I wrote a blog post last year about flattening JSON objects. I find myself using it often while manipulating data and I’ve noticed that it’s getting a descent amount of hits. I decided to package it up and make it available on Python Package Index (PyPI) so it’s easier to install and use in different projects:
pip install flatten_json
Usage
Let’s say you have the following object:
dic = {
"a": 1,
"b": 2,
"c": [{"d": [2, 3, 4], "e": [{"f": 1, "g": 2}]}]
}
which you want to flatten. Just apply flatten:
from flatten_json import flatten
flatten(dic)
Results:
{'a': '1',
'b': '2',
'c_0_d_0': '2',
'c_0_d_1': '3',
'c_0_d_2': '4',
'c_0_e_0_f': '1',
'c_0_e_0_g': '2'}
Usage with Pandas
For the following object:
dic = [
{"a": 1, "b": 2, "c": {"d": 3, "e": 4}},
{"a": 0.5, "c": {"d": 3.2}},
{"a": 0.8, "b": 1.8},
]
We can apply flatten to each element in the array and then use pandas to capture the output as a dataframe.

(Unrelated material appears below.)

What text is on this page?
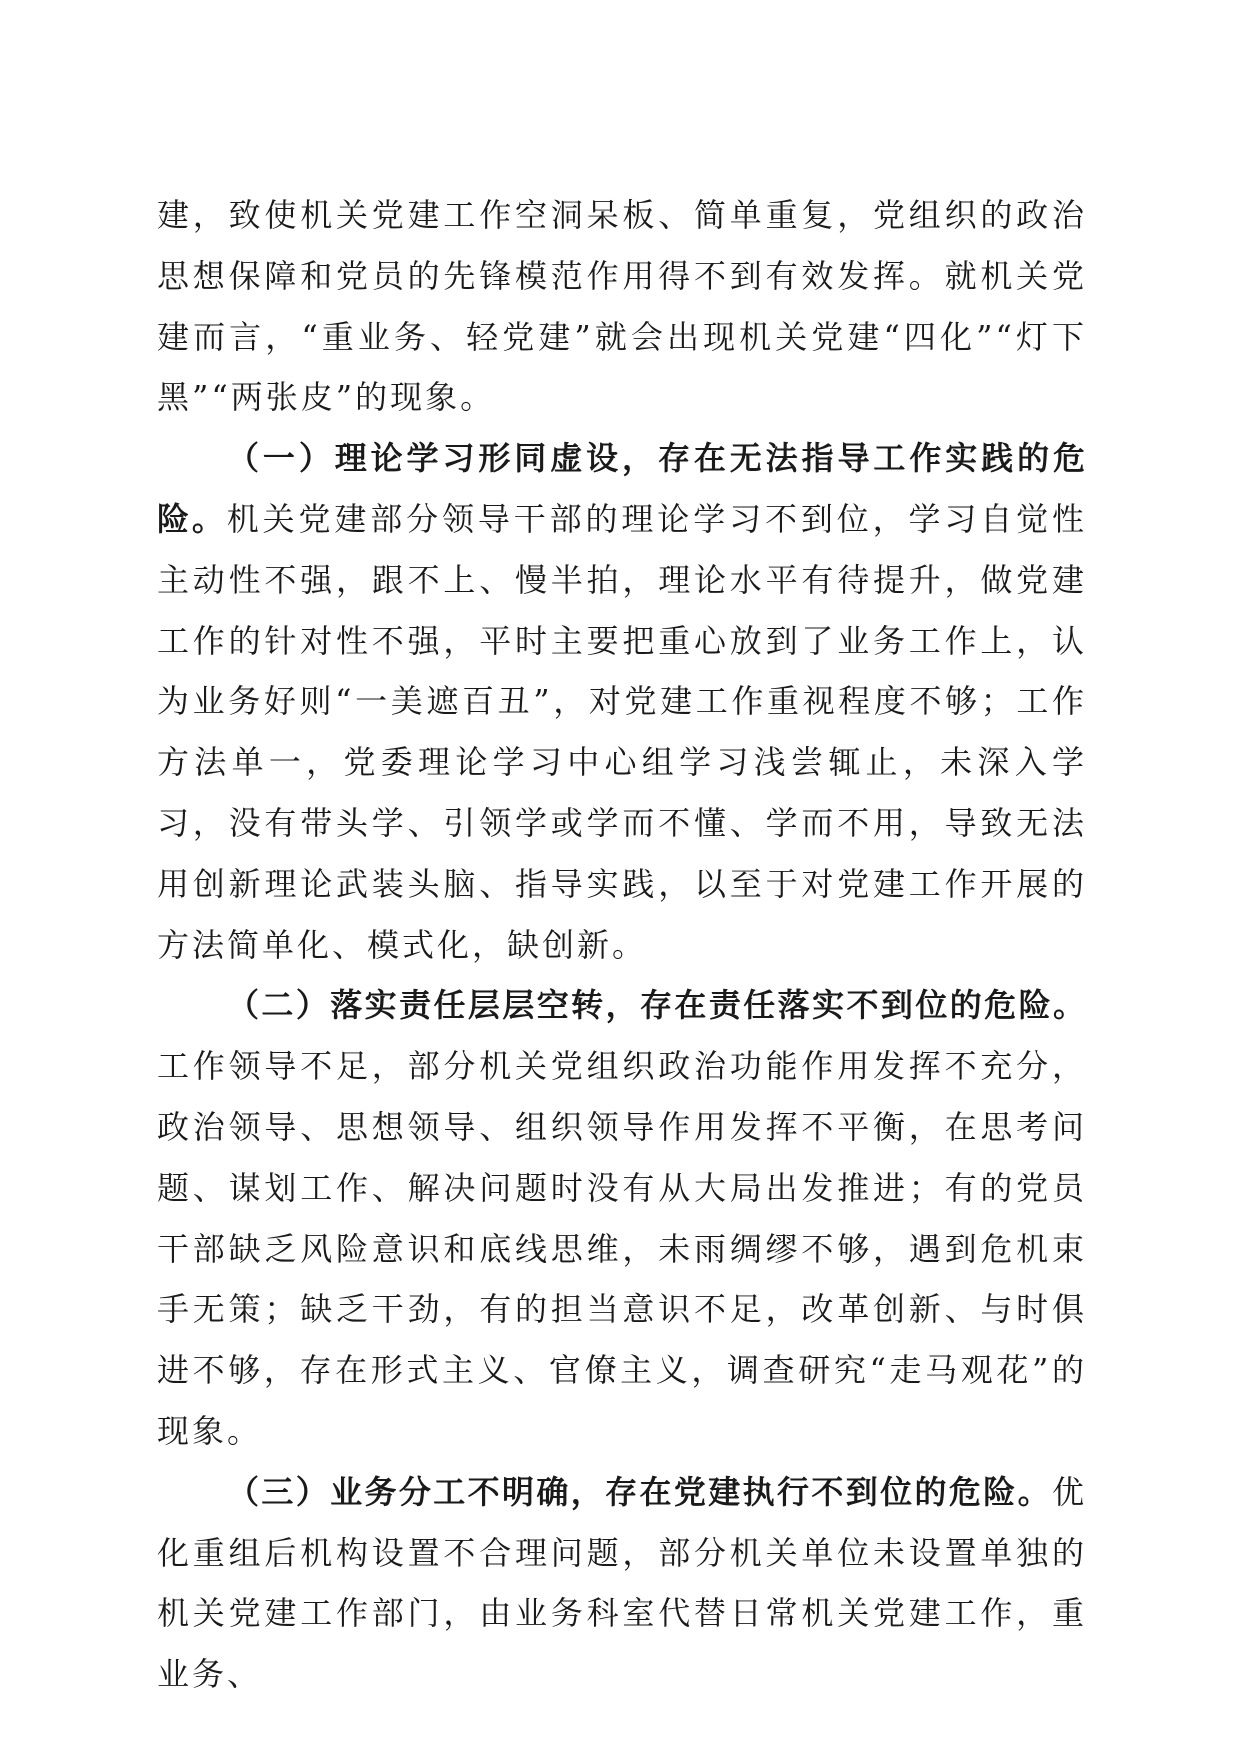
建，致使机关党建工作空洞呆板、简单重复，党组织的政治思想保障和党员的先锋模范作用得不到有效发挥。就机关党建而言，“重业务、轻党建”就会出现机关党建“四化”“灯下黑”“两张皮”的现象。

（一）理论学习形同虚设，存在无法指导工作实践的危险。机关党建部分领导干部的理论学习不到位，学习自觉性主动性不强，跟不上、慢半拍，理论水平有待提升，做党建工作的针对性不强，平时主要把重心放到了业务工作上，认为业务好则“一美遮百丑”，对党建工作重视程度不够；工作方法单一，党委理论学习中心组学习浅尝辄止，未深入学习，没有带头学、引领学或学而不懂、学而不用，导致无法用创新理论武装头脑、指导实践，以至于对党建工作开展的方法简单化、模式化，缺创新。

（二）落实责任层层空转，存在责任落实不到位的危险。工作领导不足，部分机关党组织政治功能作用发挥不充分，政治领导、思想领导、组织领导作用发挥不平衡，在思考问题、谋划工作、解决问题时没有从大局出发推进；有的党员干部缺乏风险意识和底线思维，未雨绸缪不够，遇到危机束手无策；缺乏干劲，有的担当意识不足，改革创新、与时俱进不够，存在形式主义、官僚主义，调查研究“走马观花”的现象。

（三）业务分工不明确，存在党建执行不到位的危险。优化重组后机构设置不合理问题，部分机关单位未设置单独的机关党建工作部门，由业务科室代替日常机关党建工作，重业务、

dic_flattened = [flatten(d) for d in dic]
which creates an array of flattened objects:
[{'a': '1', 'b': '2', 'c_d': '3', 'c_e': '4'},
{'a': '0.5', 'c_d': '3.2'},
{'a': '0.8', 'b': '1.8'}]
Finally you can use pd.DataFrame to capture the flattened array:
import pandas as pd
df = pd.DataFrame(dic_flattened)
The final result as a Pandas dataframe:
a b c_d c_e
0 1 2 3 4
1 0.5 NaN 3.2 NaN
2 0.8 1.8 NaN NaN
Custom separator
By default _
is used to separate nested element. You can change this by passing the desired character:
flatten({"a": [1]}, '|')
returns:
{'a|0': 1}
Thanks to @jvalhondo, @drajen, and @azaitsev for pointing this out.